We are still a bit under the weather overall. My eye hasn’t entirely cleared up, so that risking re-infecting Will (if indeed he’s the source) would be a possibility were we to spend time together. As for Kathleen, she had a very big week career-wise, joining an important advisory council to fill a seat that was created for her; a day of training was followed by a dinner and then, on the morrow, a board meeting: two days on a very steep learning curve (although the oddest part of it all, Kathleen says, was being to consider issues without respect to an actual client’s needs). I won’t bore you with the job description; if you’ve any real interest in the field, you’ll have other ways of finding out about it. The upshot is that we’re home today, all day. It’s not a nice day for going on; I’ve actually got the heat on in the bedroom. I will probably take care of the housekeeping that yesterday’s treats precluded.

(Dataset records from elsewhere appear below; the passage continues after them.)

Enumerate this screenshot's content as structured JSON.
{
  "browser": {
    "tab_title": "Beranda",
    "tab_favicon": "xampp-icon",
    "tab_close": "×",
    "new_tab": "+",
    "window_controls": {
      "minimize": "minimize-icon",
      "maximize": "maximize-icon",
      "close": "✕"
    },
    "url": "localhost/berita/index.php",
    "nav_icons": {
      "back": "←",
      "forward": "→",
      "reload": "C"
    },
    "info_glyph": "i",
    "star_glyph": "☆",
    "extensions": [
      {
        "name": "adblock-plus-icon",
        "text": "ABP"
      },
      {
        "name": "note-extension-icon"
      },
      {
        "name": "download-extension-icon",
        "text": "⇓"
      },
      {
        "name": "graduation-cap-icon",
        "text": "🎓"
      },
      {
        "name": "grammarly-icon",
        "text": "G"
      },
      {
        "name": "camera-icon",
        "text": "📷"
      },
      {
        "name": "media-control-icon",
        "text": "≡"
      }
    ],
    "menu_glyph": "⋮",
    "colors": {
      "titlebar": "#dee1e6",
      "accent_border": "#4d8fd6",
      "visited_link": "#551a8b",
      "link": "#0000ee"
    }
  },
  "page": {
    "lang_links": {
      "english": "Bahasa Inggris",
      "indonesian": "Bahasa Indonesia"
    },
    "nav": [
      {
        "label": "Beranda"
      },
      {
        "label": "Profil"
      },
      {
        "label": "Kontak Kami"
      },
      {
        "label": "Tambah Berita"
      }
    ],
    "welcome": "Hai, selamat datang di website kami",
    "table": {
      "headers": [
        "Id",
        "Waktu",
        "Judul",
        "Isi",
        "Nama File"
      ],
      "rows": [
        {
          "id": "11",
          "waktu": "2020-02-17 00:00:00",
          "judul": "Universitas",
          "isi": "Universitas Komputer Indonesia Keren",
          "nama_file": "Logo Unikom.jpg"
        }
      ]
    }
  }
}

Just before breakfast, I finished reading Mrs Palfrey at the Claremont, and immediately picked up A Game of Hide and Seek, also by Elizabeth Taylor. I expect that it’s going to be the saddest of the four novels that I’ll have read when I’m finished. I rather wish that I had picked up A View of the Harbor or Taylor’s last novel, Blaming, instead, but I’ll get to them soon enough. So far, I haven’t any sense of anything acute that distinguishes Taylor from other novelists; she’s hardly alone in writing clean, modest, mildly ironic prose, but I do sense, perhaps because I’ve grown up a bit myself, the presence of the animal behind the English manner of her characters. I wrote “beneath” at first, but that’s exactly wrong; this is not a matter of deeper, “lower” natures. What I mean is that Taylor creates human beings who know, unlike all other creatures, that they are going to die.